Ahmad Wali Masoud: Nein. Die Kämpfer haben sich in die Berge verschanzt und halten die Stellung. Es stimmt, momentan finden keine Kampfhandlungen statt. Aber um ganz Pandschir zu kontrollieren, müssten die Taliban tiefer in das Tal eindringen. Das ist einfacher gesagt als getan. Das Gelände ist schwer zugänglich, es gibt überall Hinterhalte und Verstecke. Militärisch gesehen ist es ein Alptraum. Keine Armee und keine Großmacht konnte Pandschir bisher lange halten. In den 80ern Jahren hat es die Sowjetunion versucht. Sie rückte neun Mal in neun Jahren an, jedes Mal wurden sie von den Mudschaheddin vertrieben. Auch die Taliban scheiterten Ende der 90er daran. Das gleiche Schicksal droht ihnen auch diesmal.

Vor dem Einmarsch, im August, gab es Friedensverhandlungen zwischen den Taliban und der NRF. Warum scheiterten die Gespräche?

Es fanden zwei Verhandlungsrunden statt. Aber es wurde rasch klar, dass die Taliban keinen Frieden wollen. Sie verlangten, dass die NRF kapituliert und im Gegenzug keine Rache geübt wird. Sie wollten eine Art Statthalter einsetzen und versprachen vage, einige unserer Leute mit Regierungsposten zu versorgen. Wir entgegneten, dass wir kein Interesse an Posten haben, sondern für Prinzipien einstehen: Menschenrechte, Frauenrechte, eine inklusive, multiethnische Regierung. Wir kämpfen nicht nur für die Freiheit Pandschirs, sondern für ganz Afghanistan. Die Gespräche waren schnell beendet.

Waren Sie überrascht?

Die Taliban haben kein Interesse an Frieden und teilen ihre Macht nicht. Seit ihrer Gründung haben sie sich keinen Friedensverhandlungen unterworfen. Auch die Doha-Gespräche...

...die 2020 in Katar zu einem Abkommen zwischen der Trump-Regierung und den Taliban führten...

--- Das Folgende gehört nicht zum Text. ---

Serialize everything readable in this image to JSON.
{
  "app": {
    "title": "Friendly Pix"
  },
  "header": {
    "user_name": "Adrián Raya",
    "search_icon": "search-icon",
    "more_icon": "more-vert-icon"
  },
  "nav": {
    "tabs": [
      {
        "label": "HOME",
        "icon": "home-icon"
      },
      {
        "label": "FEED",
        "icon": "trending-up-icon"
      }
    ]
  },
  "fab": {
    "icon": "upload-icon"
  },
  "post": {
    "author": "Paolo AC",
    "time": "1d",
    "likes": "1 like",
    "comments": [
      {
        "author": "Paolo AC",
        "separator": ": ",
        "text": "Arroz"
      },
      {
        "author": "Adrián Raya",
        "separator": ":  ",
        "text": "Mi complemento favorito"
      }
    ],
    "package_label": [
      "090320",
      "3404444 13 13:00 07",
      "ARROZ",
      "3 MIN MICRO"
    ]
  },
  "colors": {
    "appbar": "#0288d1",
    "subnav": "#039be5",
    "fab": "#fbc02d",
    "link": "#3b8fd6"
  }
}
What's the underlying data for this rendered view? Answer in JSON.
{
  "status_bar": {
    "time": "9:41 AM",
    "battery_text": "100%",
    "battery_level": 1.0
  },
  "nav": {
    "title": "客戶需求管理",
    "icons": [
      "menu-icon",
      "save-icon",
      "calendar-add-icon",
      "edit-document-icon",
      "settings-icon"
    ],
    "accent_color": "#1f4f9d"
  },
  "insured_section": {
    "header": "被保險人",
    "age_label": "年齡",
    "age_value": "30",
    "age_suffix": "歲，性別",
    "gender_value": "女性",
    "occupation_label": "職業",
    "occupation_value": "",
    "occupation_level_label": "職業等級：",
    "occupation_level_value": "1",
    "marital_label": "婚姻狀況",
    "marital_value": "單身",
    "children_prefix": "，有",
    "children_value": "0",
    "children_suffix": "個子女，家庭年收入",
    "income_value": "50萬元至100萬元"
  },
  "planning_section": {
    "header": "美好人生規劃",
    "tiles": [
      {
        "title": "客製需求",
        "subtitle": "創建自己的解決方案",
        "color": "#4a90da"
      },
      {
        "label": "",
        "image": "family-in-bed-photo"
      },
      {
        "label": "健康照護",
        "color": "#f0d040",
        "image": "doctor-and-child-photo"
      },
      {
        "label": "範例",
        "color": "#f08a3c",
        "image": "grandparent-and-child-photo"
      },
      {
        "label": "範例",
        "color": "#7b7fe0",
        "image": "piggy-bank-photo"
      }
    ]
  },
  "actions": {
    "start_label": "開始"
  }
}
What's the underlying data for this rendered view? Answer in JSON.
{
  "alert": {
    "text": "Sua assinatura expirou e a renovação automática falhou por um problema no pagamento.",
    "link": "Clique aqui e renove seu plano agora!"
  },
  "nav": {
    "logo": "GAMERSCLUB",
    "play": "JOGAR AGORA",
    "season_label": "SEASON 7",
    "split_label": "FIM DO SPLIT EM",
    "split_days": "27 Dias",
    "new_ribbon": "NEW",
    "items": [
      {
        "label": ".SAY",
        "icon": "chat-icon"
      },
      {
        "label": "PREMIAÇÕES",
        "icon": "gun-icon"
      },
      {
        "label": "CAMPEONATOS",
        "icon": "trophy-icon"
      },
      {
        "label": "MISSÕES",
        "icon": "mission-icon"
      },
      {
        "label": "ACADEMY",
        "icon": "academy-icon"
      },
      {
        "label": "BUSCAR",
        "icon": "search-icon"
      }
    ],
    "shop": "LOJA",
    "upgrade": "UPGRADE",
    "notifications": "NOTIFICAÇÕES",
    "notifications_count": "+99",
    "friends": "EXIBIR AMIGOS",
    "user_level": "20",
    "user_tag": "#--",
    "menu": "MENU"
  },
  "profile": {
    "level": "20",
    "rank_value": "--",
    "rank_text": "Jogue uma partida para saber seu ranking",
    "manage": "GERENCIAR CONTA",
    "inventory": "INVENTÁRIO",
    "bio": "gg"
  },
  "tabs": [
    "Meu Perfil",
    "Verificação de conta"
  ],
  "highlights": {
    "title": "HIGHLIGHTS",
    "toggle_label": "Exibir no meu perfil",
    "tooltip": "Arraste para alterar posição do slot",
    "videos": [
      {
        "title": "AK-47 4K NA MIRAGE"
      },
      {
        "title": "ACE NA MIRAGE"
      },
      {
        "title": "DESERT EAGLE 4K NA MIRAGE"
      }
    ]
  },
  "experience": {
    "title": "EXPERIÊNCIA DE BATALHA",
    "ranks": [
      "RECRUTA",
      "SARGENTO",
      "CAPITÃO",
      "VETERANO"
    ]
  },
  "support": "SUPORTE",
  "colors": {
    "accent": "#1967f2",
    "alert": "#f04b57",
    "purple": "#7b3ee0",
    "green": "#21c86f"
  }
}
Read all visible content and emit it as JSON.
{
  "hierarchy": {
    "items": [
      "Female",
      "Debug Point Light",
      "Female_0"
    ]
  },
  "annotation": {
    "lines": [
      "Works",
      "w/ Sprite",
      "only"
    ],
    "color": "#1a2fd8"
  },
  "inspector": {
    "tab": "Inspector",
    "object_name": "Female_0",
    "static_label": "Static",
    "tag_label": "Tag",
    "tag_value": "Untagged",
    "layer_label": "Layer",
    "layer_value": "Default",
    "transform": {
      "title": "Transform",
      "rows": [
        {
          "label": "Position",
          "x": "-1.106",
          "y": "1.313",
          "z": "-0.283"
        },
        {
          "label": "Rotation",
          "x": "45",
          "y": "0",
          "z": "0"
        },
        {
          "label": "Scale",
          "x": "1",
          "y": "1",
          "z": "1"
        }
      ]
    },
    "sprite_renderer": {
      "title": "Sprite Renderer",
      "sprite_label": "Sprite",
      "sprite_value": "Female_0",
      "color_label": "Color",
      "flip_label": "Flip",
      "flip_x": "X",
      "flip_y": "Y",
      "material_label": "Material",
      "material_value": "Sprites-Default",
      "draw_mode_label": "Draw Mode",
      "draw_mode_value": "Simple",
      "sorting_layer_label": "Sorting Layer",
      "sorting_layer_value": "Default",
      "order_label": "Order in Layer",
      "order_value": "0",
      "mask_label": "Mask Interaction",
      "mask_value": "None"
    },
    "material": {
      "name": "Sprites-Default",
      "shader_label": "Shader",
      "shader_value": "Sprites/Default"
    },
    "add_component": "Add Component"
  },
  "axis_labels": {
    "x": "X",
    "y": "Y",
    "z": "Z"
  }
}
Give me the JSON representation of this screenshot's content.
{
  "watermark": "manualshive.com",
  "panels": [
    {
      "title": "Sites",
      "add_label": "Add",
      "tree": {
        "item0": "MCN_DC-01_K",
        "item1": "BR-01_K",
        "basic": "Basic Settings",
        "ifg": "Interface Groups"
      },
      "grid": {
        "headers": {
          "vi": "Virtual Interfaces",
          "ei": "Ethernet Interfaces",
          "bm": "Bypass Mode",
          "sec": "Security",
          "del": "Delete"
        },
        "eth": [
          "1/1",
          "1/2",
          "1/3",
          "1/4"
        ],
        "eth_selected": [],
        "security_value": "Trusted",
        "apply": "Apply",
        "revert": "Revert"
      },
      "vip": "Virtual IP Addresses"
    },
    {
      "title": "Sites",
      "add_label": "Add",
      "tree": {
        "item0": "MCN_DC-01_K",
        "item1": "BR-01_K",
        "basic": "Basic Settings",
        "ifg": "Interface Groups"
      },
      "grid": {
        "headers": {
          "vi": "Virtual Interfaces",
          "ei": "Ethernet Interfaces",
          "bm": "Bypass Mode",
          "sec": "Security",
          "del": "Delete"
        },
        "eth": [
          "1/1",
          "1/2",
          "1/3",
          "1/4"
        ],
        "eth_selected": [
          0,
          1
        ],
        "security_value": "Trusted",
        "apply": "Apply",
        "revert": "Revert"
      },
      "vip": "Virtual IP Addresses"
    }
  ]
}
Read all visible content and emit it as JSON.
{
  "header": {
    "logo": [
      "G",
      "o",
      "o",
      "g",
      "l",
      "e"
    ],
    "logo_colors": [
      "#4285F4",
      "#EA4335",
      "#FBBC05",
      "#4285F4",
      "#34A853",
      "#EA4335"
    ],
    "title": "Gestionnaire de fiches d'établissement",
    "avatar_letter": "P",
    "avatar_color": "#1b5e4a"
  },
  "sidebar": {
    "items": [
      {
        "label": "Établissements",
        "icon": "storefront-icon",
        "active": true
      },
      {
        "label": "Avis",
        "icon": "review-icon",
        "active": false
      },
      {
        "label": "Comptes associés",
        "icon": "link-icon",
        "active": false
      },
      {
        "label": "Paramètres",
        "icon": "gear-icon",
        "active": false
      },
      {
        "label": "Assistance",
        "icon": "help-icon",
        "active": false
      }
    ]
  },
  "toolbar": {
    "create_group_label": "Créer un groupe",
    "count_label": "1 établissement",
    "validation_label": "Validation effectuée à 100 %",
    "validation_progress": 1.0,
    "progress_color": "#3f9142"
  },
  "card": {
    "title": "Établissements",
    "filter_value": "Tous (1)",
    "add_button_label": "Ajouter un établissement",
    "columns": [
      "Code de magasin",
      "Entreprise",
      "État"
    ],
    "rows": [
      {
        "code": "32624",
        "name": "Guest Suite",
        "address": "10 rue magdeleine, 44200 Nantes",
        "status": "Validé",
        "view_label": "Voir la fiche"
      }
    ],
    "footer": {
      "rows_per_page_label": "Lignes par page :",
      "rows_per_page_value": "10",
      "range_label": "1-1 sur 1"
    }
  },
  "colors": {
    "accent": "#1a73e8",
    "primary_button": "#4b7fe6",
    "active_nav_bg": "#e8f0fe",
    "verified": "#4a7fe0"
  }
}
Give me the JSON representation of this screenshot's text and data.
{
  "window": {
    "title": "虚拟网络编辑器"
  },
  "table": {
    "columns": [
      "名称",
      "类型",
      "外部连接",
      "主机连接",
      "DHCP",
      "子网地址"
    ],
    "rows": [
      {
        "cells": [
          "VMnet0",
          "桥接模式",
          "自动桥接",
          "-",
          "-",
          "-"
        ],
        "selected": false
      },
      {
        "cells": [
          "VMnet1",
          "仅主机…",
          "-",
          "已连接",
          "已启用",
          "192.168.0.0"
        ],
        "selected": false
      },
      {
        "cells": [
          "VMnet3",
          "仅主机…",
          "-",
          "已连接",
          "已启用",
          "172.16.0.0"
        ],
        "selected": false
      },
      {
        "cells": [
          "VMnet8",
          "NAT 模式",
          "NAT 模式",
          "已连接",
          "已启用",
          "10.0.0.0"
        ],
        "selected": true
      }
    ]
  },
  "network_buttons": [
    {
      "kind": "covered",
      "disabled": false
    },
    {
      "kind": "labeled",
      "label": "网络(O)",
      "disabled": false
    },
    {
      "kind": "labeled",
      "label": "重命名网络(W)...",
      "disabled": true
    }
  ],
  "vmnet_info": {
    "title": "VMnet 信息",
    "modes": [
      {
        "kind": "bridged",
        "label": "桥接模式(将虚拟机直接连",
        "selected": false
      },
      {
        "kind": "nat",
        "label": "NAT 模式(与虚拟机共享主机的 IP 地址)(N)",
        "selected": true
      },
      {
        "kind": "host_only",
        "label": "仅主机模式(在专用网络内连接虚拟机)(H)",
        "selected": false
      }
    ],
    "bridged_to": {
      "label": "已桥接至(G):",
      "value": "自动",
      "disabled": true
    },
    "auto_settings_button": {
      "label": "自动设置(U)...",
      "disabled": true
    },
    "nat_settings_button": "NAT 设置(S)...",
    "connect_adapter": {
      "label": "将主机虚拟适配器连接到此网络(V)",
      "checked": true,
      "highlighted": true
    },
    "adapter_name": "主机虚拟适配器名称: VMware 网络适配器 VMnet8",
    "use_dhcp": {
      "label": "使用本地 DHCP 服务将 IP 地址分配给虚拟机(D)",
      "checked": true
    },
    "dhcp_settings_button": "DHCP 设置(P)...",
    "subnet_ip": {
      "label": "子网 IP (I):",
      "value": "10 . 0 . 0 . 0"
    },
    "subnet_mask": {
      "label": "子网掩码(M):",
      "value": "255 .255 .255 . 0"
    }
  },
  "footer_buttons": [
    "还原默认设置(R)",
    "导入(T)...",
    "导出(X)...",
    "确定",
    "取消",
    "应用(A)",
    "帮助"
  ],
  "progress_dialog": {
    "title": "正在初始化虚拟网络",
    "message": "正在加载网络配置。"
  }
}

…waren für die Taliban nur eine geschickte Inszenierung. Sie redeten im Ritz-Carlton-Hotel in Doha über Frieden, während sie 1.000 Kilometer weiter nördlich eine afghanische Provinzstadt nach der anderen einnahmen.

Ihr 2001 verstorbener Bruder Ahmad Schah Massoud, der legendäre Anführer der Nordallianz, hat die Taliban schon in den 90ern bekämpft. Sein Sohn Ahmad Massoud, 32 Jahre jung, ist heute der Kopf des Widerstands. Wie oft reden Sie mit Ihrem Neffen?

Jeden Tag.

Wie bewertet er die derzeitige Lage?

Er versteckt sich mit seinen Kämpfern in den Bergen. Die Lage ist schwierig, seit die Taliban die Versorgungswege abgeschnitten haben. Trotzdem ist er optimistisch. Ahmad ist ein Idealist. Er glaubt fest daran, dass Afghanistan ein freies und demokratisches Land sein kann. Momentan versucht er Unterstützer auf der ganzen Welt zu mobilisieren.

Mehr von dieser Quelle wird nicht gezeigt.